Daily Prompt: The Luckiest People January 18, 2014: Who was the first person you encountered today? Write about him or her.
The first person I encountered today was Dusty T. Dog. He’s not a person but he’s not a non-person, either. He’s 90 pounds, black, sleek, somewhat neurotic, affectionate and right now he’s after my coffee. He’s waited ALL NIGHT to see me again (and for the coffee). He’s a decent hiking companion. I’ve had better, but I’m not the hiker I once was, either.
How did we meet?
The Evil X was living here and my right hip was in the throes of advanced arthritis. I would have surgery soon. We went to the pound looking for a labrador retriever — why, I don’t know. I’ve been a snow dog person since Molly the Malamute/Aussie. They fit my personality and life style and who DOESN’T enjoy looking at INCREDIBLY beautiful animals? I had three Siberian huskies at the time I adopted Dusty. I even considered an alternate name for Dusty; that was “Hole in the Head” — that was about as much as I needed another dog.
At the shelter there was a seven month old puppy, lying on his stomach, looking out from the bars of the cage. X saw him first and called me over. The puppy immediately started to paw at the bars and try to talk to me. I went to the keepers and asked to see the pup.
“He’s no pet, ma’am,” said the large, uniformed Animal Control Officer behind the desk. “We picked him up off the freeway out by Alpine. He’s been here six weeks. We’ve tried everything, but he’s never going to be a pet.”
“I live out there.” I was thinking aloud. “I’d like to meet him,” I said. “I’ve had a lot of experience with dogs.”
“OK.” He tossed his keys to a fifty-something volunteer, a lanky, attractive woman with reddish gray hair. “This lady here wants to meet number 4320.”
“Really?” she asked in complete disbelief. “He’s not, he’s…well, OK. Wait here. I’ll go get him.” I stood at the end of the row and waited for the woman and the pup.
He couldn’t walk on a leash. He was clearly absolutely and totally terrified. His tail was between his legs, he walked hunched over, he looked around constantly, furtively, his ears back and flattened against his head. “Good God,” I thought.
“Hey boy,” I said. He flopped over on his back and pissed into the air. The keeper had already jumped back.
“See what I mean? He can’t be a pet. He’s been brutalized. He’s so submissive he’ll be aggressive and terrified his whole life.”
“He’s not aggressive. The opposite.”
“He’s a pup. When he matures, watch out. Do you still want to ‘meet’ him?” Meeting meant going into a small enclosure with the animal.
“I do,” I said.
“If you don’t mind, I don’t want to leave you alone with him.”
“OK. Let me take the leash.”
“I can’t do that, ma’am.”
“Ma’am?” I thought. “Oh well.”
“Take a seat in there and I’ll bring in the dog.” I entered the chain link “room” and sat down. Dusty came in.

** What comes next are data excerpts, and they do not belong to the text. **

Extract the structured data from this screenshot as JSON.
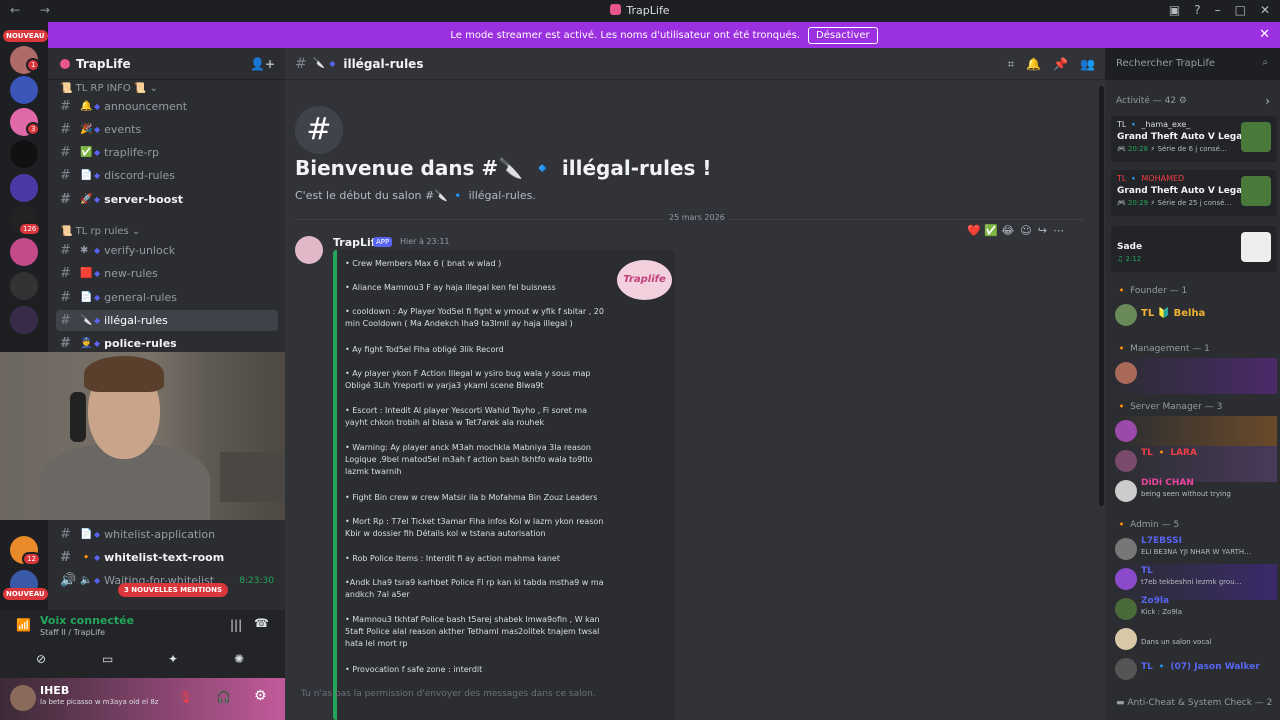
{
  "window": {
    "title": "TrapLife"
  },
  "banner": {
    "text": "Le mode streamer est activé. Les noms d'utilisateur ont été tronqués.",
    "button": "Désactiver"
  },
  "servers": {
    "nouveau": "NOUVEAU",
    "badges": [
      "1",
      "3",
      "126",
      "12"
    ]
  },
  "guild": {
    "name": "TrapLife"
  },
  "categories": [
    {
      "label": "TL RP INFO"
    },
    {
      "label": "TL rp rules"
    }
  ],
  "channels": [
    {
      "label": "announcement",
      "emoji": "🔔"
    },
    {
      "label": "events",
      "emoji": "🎉"
    },
    {
      "label": "traplife-rp",
      "emoji": "✅"
    },
    {
      "label": "discord-rules",
      "emoji": "📄"
    },
    {
      "label": "server-boost",
      "emoji": "🚀"
    },
    {
      "label": "verify-unlock",
      "emoji": "✱"
    },
    {
      "label": "new-rules",
      "emoji": "🟥"
    },
    {
      "label": "general-rules",
      "emoji": "📄"
    },
    {
      "label": "illégal-rules",
      "emoji": "🔪"
    },
    {
      "label": "police-rules",
      "emoji": "👮"
    },
    {
      "label": "whitelist-application",
      "emoji": "📄"
    },
    {
      "label": "whitelist-text-room",
      "emoji": "🔸"
    },
    {
      "label": "Waiting-for-whitelist",
      "emoji": "🔈",
      "time": "8:23:30"
    }
  ],
  "mentions": "3 NOUVELLES MENTIONS",
  "voice": {
    "status": "Voix connectée",
    "sub": "Staff II / TrapLife"
  },
  "user": {
    "name": "IHEB",
    "status": "la bete picasso w m3aya old el 8z"
  },
  "header": {
    "channel": "illégal-rules",
    "search_placeholder": "Rechercher TrapLife"
  },
  "welcome": {
    "title": "Bienvenue dans #🔪 🔹 illégal-rules !",
    "sub": "C'est le début du salon #🔪 🔹 illégal-rules.",
    "date": "25 mars 2026"
  },
  "message": {
    "author": "TrapLife",
    "tag": "APP",
    "time": "Hier à 23:11",
    "logo": "Traplife",
    "reactions": "❤️ ✅ 😂",
    "rules": [
      "• Crew Members Max 6 ( bnat w wlad )",
      "• Aliance Mamnou3 F ay haja illegal ken fel buisness",
      "• cooldown : Ay Player Yod5el fi fight w ymout w yfik f sbitar , 20 min Cooldown ( Ma Andekch lha9 ta3lmll ay haja illegal )",
      "• Ay fight Tod5el Fiha obligé 3lik Record",
      "• Ay player ykon F Action Illegal w ysiro bug wala y sous map Obligé 3Lih Yreporti w yarja3 ykaml scene Blwa9t",
      "• Escort : Intedit Al player Yescorti Wahid Tayho , Fi soret ma yayht chkon trobih al blasa w Tet7arek ala rouhek",
      "• Warning: Ay player anck M3ah mochkla Mabniya 3la reason Logique ,9bel matod5el m3ah f action bash tkhtfo wala to9tlo lazmk twarnih",
      "• Fight Bin crew w crew Matsir ila b Mofahma Bin Zouz Leaders",
      "• Mort Rp : T7el Ticket t3amar Fiha infos Kol w lazm ykon reason Kbir w dossier fih Détails kol w tstana autorisation",
      "• Rob Police Items : Interdit fi ay action mahma kanet",
      "•Andk Lha9 tsra9 karhbet Police Fl rp kan ki tabda mstha9 w ma andkch 7al a5er",
      "• Mamnou3 tkhtaf Police bash t5arej shabek lmwa9ofin , W kan 5taft Police alal reason akther Tethaml mas2olitek tnajem twsal hata lel mort rp",
      "• Provocation f safe zone : interdit"
    ]
  },
  "no_permission": "Tu n'as pas la permission d'envoyer des messages dans ce salon.",
  "members": {
    "activity_header": "Activité — 42",
    "activities": [
      {
        "name": "TL 🔹 _hama_exe_",
        "game": "Grand Theft Auto V Legacy",
        "time": "20:28",
        "detail": "Série de 6 j consé…",
        "color": "#dbdee1"
      },
      {
        "name": "TL 🔹 MOHAMED",
        "game": "Grand Theft Auto V Legacy",
        "time": "20:29",
        "detail": "Série de 25 j consé…",
        "color": "#f23f43"
      },
      {
        "name": "",
        "game": "Sade",
        "time": "2:12",
        "detail": "",
        "color": "#f23f43"
      }
    ],
    "groups": [
      {
        "header": "Founder — 1",
        "rows": [
          {
            "name": "TL 🔰 Belha",
            "status": "",
            "color": "#f0b232"
          }
        ]
      },
      {
        "header": "Management — 1",
        "rows": [
          {
            "name": "",
            "status": "",
            "color": "#f23f43"
          }
        ]
      },
      {
        "header": "Server Manager — 3",
        "rows": [
          {
            "name": "",
            "status": "",
            "color": "#eb459e"
          },
          {
            "name": "TL 🔸 LARA",
            "status": "",
            "color": "#f23f43"
          },
          {
            "name": "DiDi CHAN",
            "status": "being seen without trying",
            "color": "#eb459e"
          }
        ]
      },
      {
        "header": "Admin — 5",
        "rows": [
          {
            "name": "L7EBSSI",
            "status": "ELI BE3NA YJI NHAR W YARTH…",
            "color": "#5865f2"
          },
          {
            "name": "TL",
            "status": "t7eb tekbeshni lezmk grou…",
            "color": "#5865f2"
          },
          {
            "name": "Zo9la",
            "status": "Kick : Zo9la",
            "color": "#5865f2"
          },
          {
            "name": "",
            "status": "Dans un salon vocal",
            "color": "#5865f2"
          },
          {
            "name": "TL 🔹 (07) Jason Walker",
            "status": "",
            "color": "#5865f2"
          }
        ]
      },
      {
        "header": "Anti-Cheat & System Check — 2",
        "rows": []
      }
    ]
  }
}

He sat down beside me. He put his paw on my leg. He stood up part way. He laid his head on my chest and he started to TALK. He yowled, and howled, and whimpered and made every possible dog sound except bark and growl, pouring out his heart, telling me his stories. When he finished, he sighed deeply and closed his eyes, his head still on my chest. The keeper looked amazed.
“This is my dog,” I said to the woman, resisting the temptation to add “ma’am.”
Dusty wasn’t easy. He was so happy to have a HOME that he would not go out of the gate or get into the car, even to go hiking. He LOVED his gorgeous Siberian husky sisters, and for training a lonely dog to be part of a pack, there are no better teachers. When I came home from school in the evening, Dusty urinated on my feet because I was HIS. (I always wore flip-flops to come in the yard.)
A couple months later, when I went to get my hip surgery, I sent Dusty to be professionally trained by a woman I knew would love him and do everything she could to socialize him — Dusty went to summer camp! He hung out with other dogs, went to the beach, went along when the trainer rode her horse, went to the store, everything normal dogs born into loving families get to do. He learned how to behave and to take pride in behaving well. She taught him to walk on a leash with me so we could take walks while I was on crutches and she taught him to help me up if I fell.
Dusty is definitely not everyone’s dog. He’s fierce along the fence when strangers go by, but to anyone allowed through the gates, he’s a welcoming and affectionate host. He’s a good friend on a trail, but still afraid he’ll be left behind, he won’t drink at all on a hike. Though I keep him leashed, I know that I don’t have to be afraid of him running off or running after, though he’s been tempted by covies of quail a couple of times.
And, though he looks like one, he’s not a lab. He’s taller and more slender; he’s afraid of water and has never chased anything! I suspect, from his size, shape and bark, he’s Doberman, Dane and German Shepherd maybe, in his distant ancestry, a lab gave his grandmother more than a passing glance.